Wie groß ist die Unterstützung Putins in der Bevölkerung? 

Niemand würde aus freiem Willen für Putin auf eine Demo gehen. Sie haben die Politik dem Kreml überlassen und versuchen, ihr privates Leben möglichst gut zu gestalten. Nach dem Krieg geht das aber nicht mehr, da werden – ganz zu Recht – die Russen für die Verbrechen mitverantwortlich gemacht werden. Die Russen haben Putin und den Krieg schweigend zugelassen und die Schuld der Russen ist enorm. Der Krieg dauert da ja schon seit 2014, die Ukrainer leiden schon seit acht Jahren und seitdem sterben dort jeden Monat mehr ukrainische Soldaten als insgesamt deutsche Soldaten in Afghanistan starben, das waren 59. Es gibt Passivität und man glaubt nicht daran, dass man selbst was bewegen kann. Die Frage ist, wann sich das ändern wird, was sie dafür opfern müssen.
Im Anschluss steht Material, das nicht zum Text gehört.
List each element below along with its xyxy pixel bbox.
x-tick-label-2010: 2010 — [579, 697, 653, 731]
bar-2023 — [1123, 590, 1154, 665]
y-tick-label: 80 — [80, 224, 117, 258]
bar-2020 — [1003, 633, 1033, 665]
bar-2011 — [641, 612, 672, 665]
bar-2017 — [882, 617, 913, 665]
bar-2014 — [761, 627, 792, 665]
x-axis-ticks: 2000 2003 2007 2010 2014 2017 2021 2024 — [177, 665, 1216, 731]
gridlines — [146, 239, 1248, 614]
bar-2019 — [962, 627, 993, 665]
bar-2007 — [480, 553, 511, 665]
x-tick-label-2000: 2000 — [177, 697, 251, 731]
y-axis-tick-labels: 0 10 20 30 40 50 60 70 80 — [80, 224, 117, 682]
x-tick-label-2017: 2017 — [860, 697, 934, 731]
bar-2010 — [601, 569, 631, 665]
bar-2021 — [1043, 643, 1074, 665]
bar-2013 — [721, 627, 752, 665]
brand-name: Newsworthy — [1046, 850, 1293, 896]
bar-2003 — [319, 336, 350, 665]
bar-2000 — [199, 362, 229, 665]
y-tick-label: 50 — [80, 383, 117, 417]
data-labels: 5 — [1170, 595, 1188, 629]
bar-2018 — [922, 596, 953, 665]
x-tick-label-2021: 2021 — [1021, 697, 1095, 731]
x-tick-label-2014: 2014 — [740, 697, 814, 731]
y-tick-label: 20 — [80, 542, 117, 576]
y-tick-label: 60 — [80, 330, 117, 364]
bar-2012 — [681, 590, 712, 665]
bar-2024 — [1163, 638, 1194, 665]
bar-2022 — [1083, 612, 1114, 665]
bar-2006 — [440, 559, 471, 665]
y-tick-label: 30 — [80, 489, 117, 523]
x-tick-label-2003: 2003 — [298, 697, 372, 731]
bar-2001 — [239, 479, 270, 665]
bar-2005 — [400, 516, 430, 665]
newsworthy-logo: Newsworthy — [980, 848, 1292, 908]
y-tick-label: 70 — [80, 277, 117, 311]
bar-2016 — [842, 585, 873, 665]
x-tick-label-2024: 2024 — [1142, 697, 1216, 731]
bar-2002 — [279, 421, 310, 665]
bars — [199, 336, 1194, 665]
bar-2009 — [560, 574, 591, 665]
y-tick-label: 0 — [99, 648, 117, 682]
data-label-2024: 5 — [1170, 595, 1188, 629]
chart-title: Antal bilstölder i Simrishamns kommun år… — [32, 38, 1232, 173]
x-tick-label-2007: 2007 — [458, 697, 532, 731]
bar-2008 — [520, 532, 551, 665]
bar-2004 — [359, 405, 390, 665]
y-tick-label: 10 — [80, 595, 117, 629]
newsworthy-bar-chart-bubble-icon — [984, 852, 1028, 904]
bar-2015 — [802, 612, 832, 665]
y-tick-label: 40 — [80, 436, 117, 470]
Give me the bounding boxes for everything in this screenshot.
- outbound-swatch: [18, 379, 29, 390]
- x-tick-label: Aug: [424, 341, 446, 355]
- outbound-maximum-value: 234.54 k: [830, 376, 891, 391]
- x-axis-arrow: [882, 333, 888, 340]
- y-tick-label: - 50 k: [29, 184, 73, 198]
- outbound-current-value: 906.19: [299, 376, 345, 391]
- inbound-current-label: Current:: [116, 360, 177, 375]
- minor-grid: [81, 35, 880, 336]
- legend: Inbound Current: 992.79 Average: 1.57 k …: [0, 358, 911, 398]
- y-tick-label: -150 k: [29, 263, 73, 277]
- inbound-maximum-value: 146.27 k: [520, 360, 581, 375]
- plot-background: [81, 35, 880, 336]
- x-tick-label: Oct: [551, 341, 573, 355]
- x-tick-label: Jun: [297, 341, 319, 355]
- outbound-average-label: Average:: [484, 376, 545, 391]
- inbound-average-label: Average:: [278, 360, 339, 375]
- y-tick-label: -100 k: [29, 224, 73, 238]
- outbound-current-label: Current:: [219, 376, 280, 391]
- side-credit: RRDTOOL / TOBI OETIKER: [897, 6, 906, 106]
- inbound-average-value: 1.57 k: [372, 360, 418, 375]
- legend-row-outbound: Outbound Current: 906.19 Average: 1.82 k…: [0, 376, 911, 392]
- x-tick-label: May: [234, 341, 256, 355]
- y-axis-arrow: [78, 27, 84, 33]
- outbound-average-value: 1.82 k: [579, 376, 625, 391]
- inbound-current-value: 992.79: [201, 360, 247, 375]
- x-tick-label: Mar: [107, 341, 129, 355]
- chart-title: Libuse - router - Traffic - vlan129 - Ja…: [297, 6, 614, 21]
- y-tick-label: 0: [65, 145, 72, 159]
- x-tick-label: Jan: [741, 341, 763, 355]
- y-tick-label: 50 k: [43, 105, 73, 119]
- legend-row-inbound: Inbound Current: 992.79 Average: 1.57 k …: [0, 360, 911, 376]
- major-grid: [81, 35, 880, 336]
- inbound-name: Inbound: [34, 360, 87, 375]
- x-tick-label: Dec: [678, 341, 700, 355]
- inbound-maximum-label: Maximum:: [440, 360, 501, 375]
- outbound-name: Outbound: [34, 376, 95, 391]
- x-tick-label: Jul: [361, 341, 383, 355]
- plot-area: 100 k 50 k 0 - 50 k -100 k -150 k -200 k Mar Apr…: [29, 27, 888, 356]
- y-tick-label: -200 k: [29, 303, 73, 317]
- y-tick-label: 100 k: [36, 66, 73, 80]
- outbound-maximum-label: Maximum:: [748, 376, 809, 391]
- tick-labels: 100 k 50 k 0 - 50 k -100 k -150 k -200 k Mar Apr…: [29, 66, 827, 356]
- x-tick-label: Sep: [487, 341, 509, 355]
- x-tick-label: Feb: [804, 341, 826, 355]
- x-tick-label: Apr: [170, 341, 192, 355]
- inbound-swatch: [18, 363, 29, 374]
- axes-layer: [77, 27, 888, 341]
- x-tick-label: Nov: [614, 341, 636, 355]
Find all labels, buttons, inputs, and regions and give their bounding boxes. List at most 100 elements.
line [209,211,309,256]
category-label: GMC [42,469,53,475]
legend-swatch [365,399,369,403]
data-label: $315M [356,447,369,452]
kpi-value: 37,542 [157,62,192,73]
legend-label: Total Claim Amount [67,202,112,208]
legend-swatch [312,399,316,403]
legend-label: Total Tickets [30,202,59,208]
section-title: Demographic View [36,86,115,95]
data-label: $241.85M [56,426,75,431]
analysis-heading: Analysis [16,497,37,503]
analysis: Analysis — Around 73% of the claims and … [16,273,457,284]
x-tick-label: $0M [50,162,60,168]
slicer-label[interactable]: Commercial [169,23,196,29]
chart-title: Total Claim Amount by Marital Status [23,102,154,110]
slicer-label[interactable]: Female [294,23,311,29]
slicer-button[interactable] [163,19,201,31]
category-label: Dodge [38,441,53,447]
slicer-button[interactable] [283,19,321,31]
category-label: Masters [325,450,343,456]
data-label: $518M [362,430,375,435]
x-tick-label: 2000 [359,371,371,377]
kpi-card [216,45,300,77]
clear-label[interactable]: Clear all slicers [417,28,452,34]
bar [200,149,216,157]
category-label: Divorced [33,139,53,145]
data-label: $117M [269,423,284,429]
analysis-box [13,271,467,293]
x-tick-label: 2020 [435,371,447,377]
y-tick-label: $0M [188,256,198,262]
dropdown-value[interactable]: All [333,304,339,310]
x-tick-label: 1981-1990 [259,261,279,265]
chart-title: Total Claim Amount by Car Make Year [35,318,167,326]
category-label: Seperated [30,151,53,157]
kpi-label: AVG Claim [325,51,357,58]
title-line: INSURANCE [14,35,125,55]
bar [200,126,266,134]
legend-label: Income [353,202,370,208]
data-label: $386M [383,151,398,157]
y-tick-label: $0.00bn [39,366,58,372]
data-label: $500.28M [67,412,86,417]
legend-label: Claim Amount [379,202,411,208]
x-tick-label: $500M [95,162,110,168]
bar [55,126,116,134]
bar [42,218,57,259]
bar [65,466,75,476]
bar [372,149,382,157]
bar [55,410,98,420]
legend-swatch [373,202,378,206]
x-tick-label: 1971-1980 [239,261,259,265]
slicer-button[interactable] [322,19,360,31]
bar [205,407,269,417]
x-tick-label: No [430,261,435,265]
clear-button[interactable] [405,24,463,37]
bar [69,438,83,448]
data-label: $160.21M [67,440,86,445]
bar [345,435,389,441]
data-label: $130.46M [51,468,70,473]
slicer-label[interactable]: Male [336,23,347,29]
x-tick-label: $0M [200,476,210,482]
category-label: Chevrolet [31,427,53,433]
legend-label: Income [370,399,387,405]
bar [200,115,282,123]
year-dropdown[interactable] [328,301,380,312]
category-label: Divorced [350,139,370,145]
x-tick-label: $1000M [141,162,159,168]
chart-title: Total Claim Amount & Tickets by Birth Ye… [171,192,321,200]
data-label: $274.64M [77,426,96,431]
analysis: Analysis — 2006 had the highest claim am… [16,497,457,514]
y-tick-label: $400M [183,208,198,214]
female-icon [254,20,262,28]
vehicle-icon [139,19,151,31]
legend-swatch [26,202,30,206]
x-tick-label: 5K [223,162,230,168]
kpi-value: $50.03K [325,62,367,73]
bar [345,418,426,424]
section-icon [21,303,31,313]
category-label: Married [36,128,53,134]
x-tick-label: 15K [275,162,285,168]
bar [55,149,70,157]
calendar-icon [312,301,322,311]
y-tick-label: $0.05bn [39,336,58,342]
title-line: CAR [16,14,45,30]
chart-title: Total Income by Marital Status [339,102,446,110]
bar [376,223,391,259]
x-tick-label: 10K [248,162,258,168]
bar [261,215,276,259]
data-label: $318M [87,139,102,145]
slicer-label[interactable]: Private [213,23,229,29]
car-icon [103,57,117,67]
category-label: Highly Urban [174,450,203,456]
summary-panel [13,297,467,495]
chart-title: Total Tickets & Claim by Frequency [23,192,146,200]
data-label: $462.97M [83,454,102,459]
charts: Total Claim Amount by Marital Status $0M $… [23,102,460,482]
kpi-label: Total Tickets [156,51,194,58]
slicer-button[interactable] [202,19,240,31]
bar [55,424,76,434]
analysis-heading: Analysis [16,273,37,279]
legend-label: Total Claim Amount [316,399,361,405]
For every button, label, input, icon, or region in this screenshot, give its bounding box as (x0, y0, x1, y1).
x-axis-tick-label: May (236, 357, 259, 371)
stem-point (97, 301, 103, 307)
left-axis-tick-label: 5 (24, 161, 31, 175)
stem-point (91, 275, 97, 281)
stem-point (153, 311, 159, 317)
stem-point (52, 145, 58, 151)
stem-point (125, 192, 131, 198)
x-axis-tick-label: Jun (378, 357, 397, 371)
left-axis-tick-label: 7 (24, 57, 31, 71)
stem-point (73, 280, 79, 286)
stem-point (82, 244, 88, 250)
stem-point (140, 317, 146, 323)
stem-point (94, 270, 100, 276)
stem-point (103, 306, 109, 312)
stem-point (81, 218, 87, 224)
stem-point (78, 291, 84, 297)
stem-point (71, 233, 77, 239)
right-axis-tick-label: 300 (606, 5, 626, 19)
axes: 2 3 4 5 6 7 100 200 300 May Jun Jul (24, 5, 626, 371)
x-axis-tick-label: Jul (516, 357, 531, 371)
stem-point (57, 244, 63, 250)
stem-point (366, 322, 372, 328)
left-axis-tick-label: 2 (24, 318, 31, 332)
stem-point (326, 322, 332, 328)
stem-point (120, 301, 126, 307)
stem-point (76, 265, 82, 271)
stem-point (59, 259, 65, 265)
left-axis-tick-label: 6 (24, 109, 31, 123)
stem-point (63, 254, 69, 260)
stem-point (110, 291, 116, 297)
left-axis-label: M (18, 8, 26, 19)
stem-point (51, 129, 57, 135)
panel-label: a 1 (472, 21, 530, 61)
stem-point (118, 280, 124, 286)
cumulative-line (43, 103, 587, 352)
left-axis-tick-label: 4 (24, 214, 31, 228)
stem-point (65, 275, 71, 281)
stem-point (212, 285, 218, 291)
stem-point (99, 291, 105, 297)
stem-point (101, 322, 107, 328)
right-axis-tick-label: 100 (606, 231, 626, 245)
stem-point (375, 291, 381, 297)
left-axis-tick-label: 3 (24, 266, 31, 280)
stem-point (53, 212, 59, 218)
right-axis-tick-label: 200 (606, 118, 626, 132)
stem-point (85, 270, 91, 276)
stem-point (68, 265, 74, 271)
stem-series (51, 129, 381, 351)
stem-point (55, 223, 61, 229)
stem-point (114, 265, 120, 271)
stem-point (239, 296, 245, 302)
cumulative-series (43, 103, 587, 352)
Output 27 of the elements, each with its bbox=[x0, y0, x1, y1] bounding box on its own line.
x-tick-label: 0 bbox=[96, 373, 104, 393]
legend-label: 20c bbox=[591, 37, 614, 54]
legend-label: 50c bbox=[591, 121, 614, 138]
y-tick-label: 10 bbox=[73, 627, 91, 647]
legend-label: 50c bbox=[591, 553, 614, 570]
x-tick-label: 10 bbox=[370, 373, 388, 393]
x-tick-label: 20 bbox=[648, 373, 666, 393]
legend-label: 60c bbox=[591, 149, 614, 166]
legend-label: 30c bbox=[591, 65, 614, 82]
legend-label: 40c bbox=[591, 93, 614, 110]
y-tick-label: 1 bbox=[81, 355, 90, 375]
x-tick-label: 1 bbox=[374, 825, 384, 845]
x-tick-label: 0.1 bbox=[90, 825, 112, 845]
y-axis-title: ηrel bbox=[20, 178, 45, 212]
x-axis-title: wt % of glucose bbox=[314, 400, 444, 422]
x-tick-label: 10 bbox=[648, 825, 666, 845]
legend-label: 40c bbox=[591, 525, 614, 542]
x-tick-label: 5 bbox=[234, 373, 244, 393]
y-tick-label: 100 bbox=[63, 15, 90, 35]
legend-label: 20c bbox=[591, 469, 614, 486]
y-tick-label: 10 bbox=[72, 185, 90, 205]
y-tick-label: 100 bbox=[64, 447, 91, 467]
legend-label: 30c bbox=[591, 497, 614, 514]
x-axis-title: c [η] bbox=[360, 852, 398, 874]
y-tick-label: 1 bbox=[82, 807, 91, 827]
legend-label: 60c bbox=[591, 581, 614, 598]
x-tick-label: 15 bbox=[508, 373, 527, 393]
Vielleicht ihre Arbeit. 

Haben Sie Angst? 

Angst hat man schon, aber wenn man Angst und Gewissen auf die Waage legt, ist die Angst eindeutig geringer als die Verantwortung und das Gewissen. Schweigen ist einfach keine Option. Wenn sie mich jetzt festnehmen wollen, werden sie das. Zu Hause erwarte ich jeden Tag, dass es wieder an der Türe klopft. Eine Verschlüsselung bei E-Mails ist auch schon egal. Es ist nicht schmerzhaft, verhaftet zu werden – solange man nicht gefoltert wird natürlich. Die Freiheit ist in mir, es sind nicht die äußeren Umstände. Für seine Überzeugung im Gefängnis zu sein ist nicht so schrecklich, wie wenn das große Verbrechen der weltlichen Dimension vor deinen Augen geschieht und dein Land daran schuld ist.